Albano managed to suspend his personal feelings toward suspected bad guys during his interrogations.

"Victims, witnesses, suspects and actual perpetrators can tell when you're trying to bullshit them," he says, "and you may hate a guy's guts, but you want them to tell you everything. It's possible to feel compassion temporarily for someone you may hate. And I did hate these molesters and these mothers who would say, 'Woe is me,' rather than, 'Woe is my daughter.'"

The ironclad confessions that Albano elicited from untold numbers of suspects made him popular with prosecutors in the Maricopa County Attorney's Office.

"Mariano is one of a kind, that's for sure," says Dyanne Greer, a prosecutor nationally known for her work in child-abuse cases. "You could see how the kids--the victims--trusted him, and you could see the hurt in his eyes when he was doing his job."

In turn, Albano speaks fondly of several sex-crimes prosecutors, naming Greer, Kenna Fitch, Vince Imbordino, Laura Reckart and Cindi Nannetti as favorites.

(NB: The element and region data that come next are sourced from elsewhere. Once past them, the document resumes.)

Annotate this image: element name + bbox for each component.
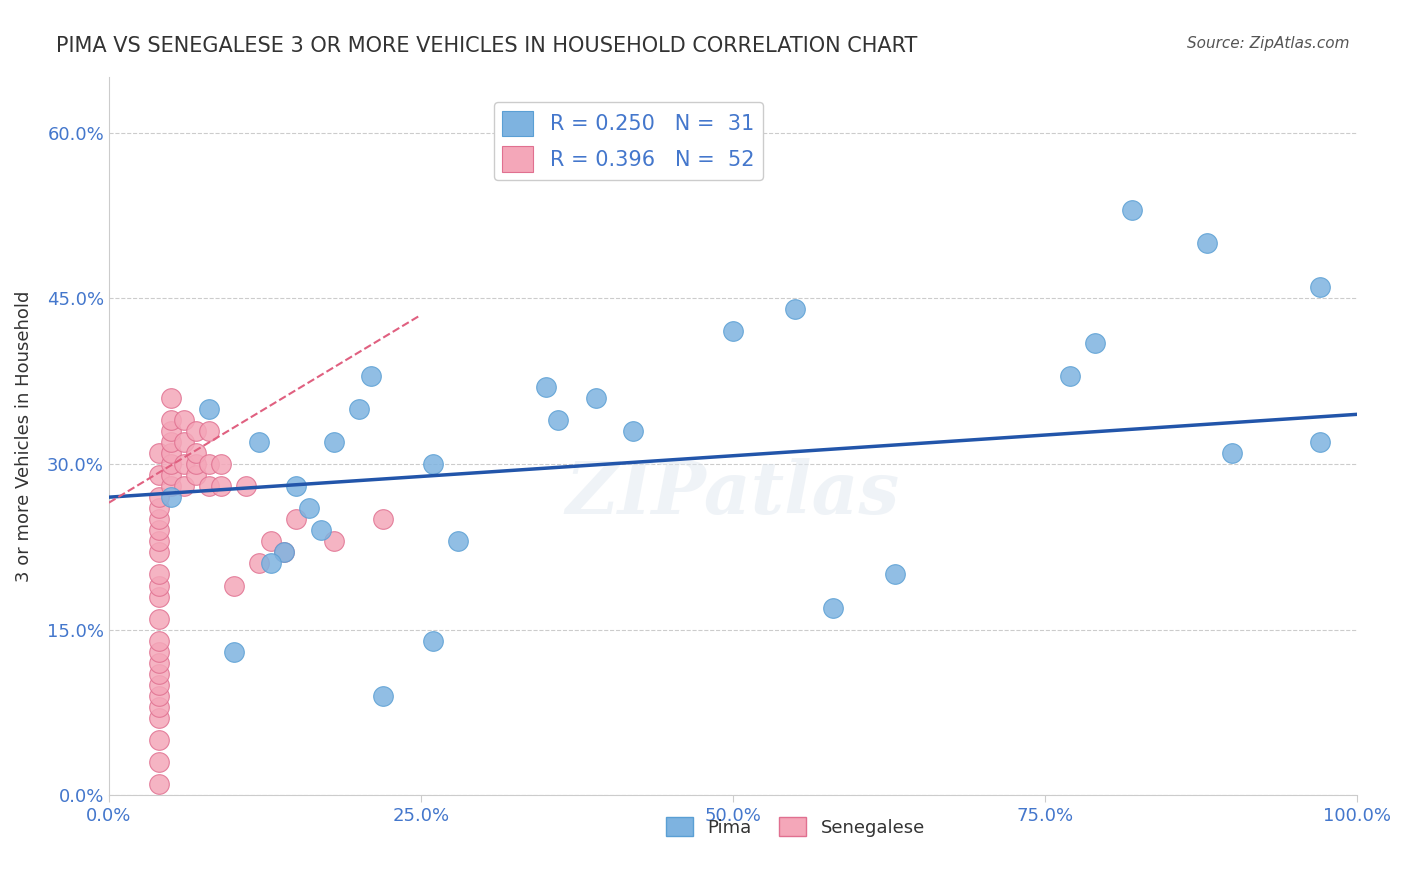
Point — [148, 678, 170, 692]
Point — [186, 424, 208, 438]
Point — [547, 413, 569, 427]
Point — [1059, 368, 1081, 383]
Point — [422, 457, 444, 471]
Legend: Pima, Senegalese: Pima, Senegalese — [659, 810, 932, 844]
Point — [148, 645, 170, 659]
Point — [1197, 236, 1219, 251]
Point — [148, 666, 170, 681]
Point — [148, 578, 170, 592]
Point — [1084, 335, 1107, 350]
Point — [160, 490, 183, 504]
Point — [222, 578, 245, 592]
Point — [148, 777, 170, 791]
Point — [148, 490, 170, 504]
Point — [160, 446, 183, 460]
Point — [260, 557, 283, 571]
Point — [148, 567, 170, 582]
Point — [884, 567, 907, 582]
Point — [360, 368, 382, 383]
Point — [148, 524, 170, 538]
Point — [197, 457, 219, 471]
Point — [148, 756, 170, 770]
Y-axis label: 3 or more Vehicles in Household: 3 or more Vehicles in Household — [15, 291, 32, 582]
Point — [160, 434, 183, 449]
Point — [821, 600, 844, 615]
Point — [186, 446, 208, 460]
Point — [160, 479, 183, 493]
Point — [209, 479, 232, 493]
Point — [235, 479, 257, 493]
Point — [1121, 202, 1143, 217]
Point — [285, 479, 308, 493]
Point — [173, 479, 195, 493]
Point — [309, 524, 332, 538]
Point — [721, 325, 744, 339]
Point — [197, 401, 219, 416]
Point — [148, 512, 170, 526]
Point — [148, 700, 170, 714]
Point — [148, 534, 170, 549]
Point — [222, 645, 245, 659]
Point — [148, 733, 170, 747]
Point — [197, 479, 219, 493]
Point — [148, 656, 170, 670]
Point — [422, 633, 444, 648]
Point — [148, 633, 170, 648]
Point — [1309, 280, 1331, 294]
Point — [273, 545, 295, 559]
Point — [785, 302, 807, 317]
Point — [173, 434, 195, 449]
Point — [160, 413, 183, 427]
Point — [621, 424, 644, 438]
Point — [347, 401, 370, 416]
Text: ZIPatlas: ZIPatlas — [565, 458, 900, 529]
Text: PIMA VS SENEGALESE 3 OR MORE VEHICLES IN HOUSEHOLD CORRELATION CHART: PIMA VS SENEGALESE 3 OR MORE VEHICLES IN… — [56, 36, 918, 55]
Text: Source: ZipAtlas.com: Source: ZipAtlas.com — [1187, 36, 1350, 51]
Point — [173, 457, 195, 471]
Point — [148, 468, 170, 483]
Point — [160, 457, 183, 471]
Point — [373, 689, 395, 703]
Point — [585, 391, 607, 405]
Point — [247, 434, 270, 449]
Point — [322, 534, 344, 549]
Point — [148, 590, 170, 604]
Point — [273, 545, 295, 559]
Point — [173, 413, 195, 427]
Point — [148, 545, 170, 559]
Point — [148, 689, 170, 703]
Point — [447, 534, 470, 549]
Point — [160, 468, 183, 483]
Point — [297, 501, 319, 516]
Point — [1309, 434, 1331, 449]
Point — [186, 468, 208, 483]
Point — [160, 391, 183, 405]
Point — [197, 424, 219, 438]
Point — [260, 534, 283, 549]
Point — [534, 380, 557, 394]
Point — [322, 434, 344, 449]
Point — [209, 457, 232, 471]
Point — [1220, 446, 1243, 460]
Point — [247, 557, 270, 571]
Point — [148, 501, 170, 516]
Point — [148, 446, 170, 460]
Point — [285, 512, 308, 526]
Point — [160, 424, 183, 438]
Point — [186, 457, 208, 471]
Point — [148, 612, 170, 626]
Point — [373, 512, 395, 526]
Point — [148, 711, 170, 725]
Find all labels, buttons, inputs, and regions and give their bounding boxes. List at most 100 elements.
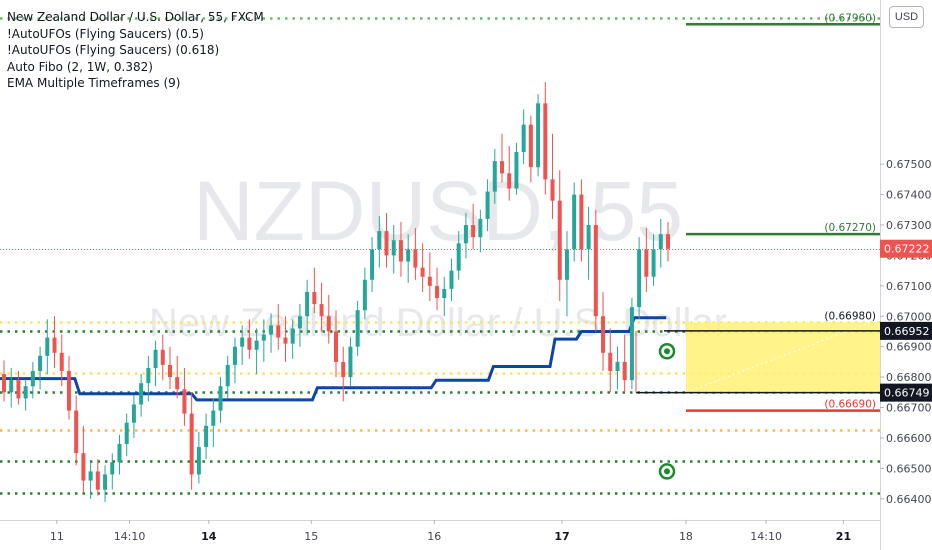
x-ticks: 11 14:10 14 15 16 17 18 14:10 21 — [50, 520, 851, 543]
y-tick-label: 0.66600 — [886, 432, 932, 445]
candle-body — [88, 471, 93, 481]
candle-body — [182, 389, 187, 414]
candle-body — [622, 361, 627, 381]
candle-body — [81, 453, 86, 481]
candle-body — [52, 337, 57, 353]
candle-body — [348, 346, 353, 378]
candle-body — [341, 361, 346, 378]
candle-body — [478, 218, 483, 238]
x-tick-label: 17 — [554, 530, 569, 543]
candle-body — [160, 349, 165, 365]
y-tick-label: 0.66400 — [886, 493, 932, 506]
y-tick-label: 0.67300 — [886, 219, 932, 232]
price-axis[interactable]: 0.675000.674000.673000.672000.671000.670… — [824, 0, 932, 550]
candle-body — [334, 331, 338, 362]
candle-body — [608, 352, 613, 372]
signal-markers — [658, 343, 676, 480]
ema-line — [0, 316, 667, 402]
candle-body — [240, 337, 245, 347]
candle-body — [305, 291, 310, 317]
ema-path — [0, 316, 667, 402]
candles — [2, 82, 670, 502]
signal-marker-dot — [664, 468, 670, 475]
y-tick-label: 0.67500 — [886, 158, 932, 171]
y-tick-label: 0.66700 — [886, 402, 932, 415]
candle-body — [290, 328, 295, 344]
candle-body — [261, 334, 266, 341]
legend-indicator[interactable]: Auto Fibo (2, 1W, 0.382) — [7, 59, 153, 74]
candle-body — [276, 325, 281, 338]
candle-body — [521, 124, 526, 153]
candle-body — [377, 231, 382, 250]
ufo-zone — [635, 318, 881, 394]
legend-symbol-title[interactable]: New Zealand Dollar / U.S. Dollar, 55, FX… — [7, 10, 264, 24]
candle-body — [153, 349, 158, 368]
target-lines — [686, 23, 880, 412]
candle-body — [30, 371, 35, 387]
candle-body — [254, 340, 259, 350]
candle-body — [557, 200, 562, 280]
signal-marker-ring — [658, 343, 676, 360]
candle-body — [420, 267, 425, 277]
candle-body — [593, 225, 598, 317]
candle-body — [442, 288, 447, 299]
candle-body — [117, 444, 122, 463]
candle-body — [189, 413, 194, 475]
price-axis-bg — [880, 0, 932, 520]
watermark-symbol: NZDUSD, 55 — [193, 164, 683, 258]
level-price-label: (0.67960) — [824, 12, 876, 24]
candle-body — [326, 316, 331, 332]
candle-body — [536, 103, 541, 168]
candle-body — [355, 310, 360, 347]
candle-body — [319, 304, 324, 317]
currency-button[interactable]: USD — [889, 6, 924, 28]
candle-body — [211, 410, 216, 426]
level-price-label: (0.66690) — [824, 399, 876, 411]
candle-body — [629, 307, 634, 381]
candle-body — [103, 474, 108, 490]
x-tick-label: 14:10 — [750, 530, 782, 543]
candle-body — [435, 285, 440, 299]
candle-body — [9, 380, 14, 393]
candle-body — [74, 410, 79, 454]
candle-body — [471, 225, 476, 238]
x-tick-label: 11 — [50, 530, 64, 543]
candle-body — [500, 161, 504, 174]
candle-body — [391, 240, 396, 256]
level-price-label: (0.67270) — [824, 222, 876, 234]
watermark-name: New Zealand Dollar / U.S. Dollar — [149, 301, 727, 345]
candle-body — [572, 194, 577, 250]
candle-body — [225, 364, 230, 387]
candle-body — [579, 194, 584, 250]
candle-body — [312, 291, 317, 305]
legend-indicator[interactable]: !AutoUFOs (Flying Saucers) (0.618) — [7, 43, 220, 57]
candle-body — [168, 364, 172, 378]
x-tick-label: 14:10 — [114, 530, 146, 543]
x-tick-label: 21 — [836, 530, 851, 543]
price-badge-bg — [880, 383, 932, 402]
candle-body — [38, 355, 43, 372]
y-tick-label: 0.67400 — [886, 189, 932, 202]
time-axis[interactable]: 11 14:10 14 15 16 17 18 14:10 21 — [0, 520, 880, 543]
candle-body — [514, 152, 519, 189]
candle-body — [146, 367, 151, 384]
candle-body — [456, 243, 461, 271]
candle-body — [406, 249, 411, 262]
candle-body — [666, 234, 670, 249]
legend-indicator[interactable]: EMA Multiple Timeframes (9) — [7, 76, 181, 90]
legend-indicator[interactable]: !AutoUFOs (Flying Saucers) (0.5) — [7, 26, 204, 41]
candle-body — [124, 422, 129, 445]
y-tick-label: 0.66900 — [886, 341, 932, 354]
x-tick-label: 15 — [304, 530, 318, 543]
candle-body — [297, 316, 302, 329]
candle-body — [644, 249, 649, 277]
y-tick-label: 0.67100 — [886, 280, 932, 293]
candle-body — [586, 225, 591, 250]
x-tick-label: 16 — [427, 530, 441, 543]
signal-marker-dot — [664, 348, 670, 355]
candle-body — [59, 352, 64, 372]
candle-body — [175, 377, 180, 390]
price-badge-bg — [880, 239, 932, 258]
candle-body — [110, 462, 115, 475]
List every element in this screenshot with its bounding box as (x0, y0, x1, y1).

"To keep your mental health in sex crimes is a tough trip," he says. "There is awful case after case after case. A sense of humor is very, very necessary. The best prosecutors are the ones who are professional, but can laugh at the weirdest shit that comes up."

The rigors of investigating sex crimes finally caught up to Albano a few years ago.

"I was in an interview with a kid," he says, "and I realized I wasn't listening to word one. I knew what she was going to say before she said it. I realized right then that I no longer had the edge I needed to make it work in sex crimes."

Albano informed his supervisor, who reassigned him to the vice squad. After only a few months, Albano asked for a transfer back to patrol.

He spent the final three years of his career patrolling the streets of East Van Buren, the perennial home of pimps, prostitutes and assorted scoundrels.

"It was just like when I started in the Golden Gate, other than I was older, slower and hopefully a little smarter," he says. "It was like this: Be firm but stay cool, tell the truth, don't push people around, show respect, be quick on your feet. That's playing policeman."

After 20 years, two months and two days, Albano retired. He says he plans to earn a teaching degree, after which he hopes to coach soccer on the high school or college level.

"I'm glad I retired in one piece," he says. "Now I got a lot of life ahead of me--I hope. I haven't done that bad for a guy born in a pool hall.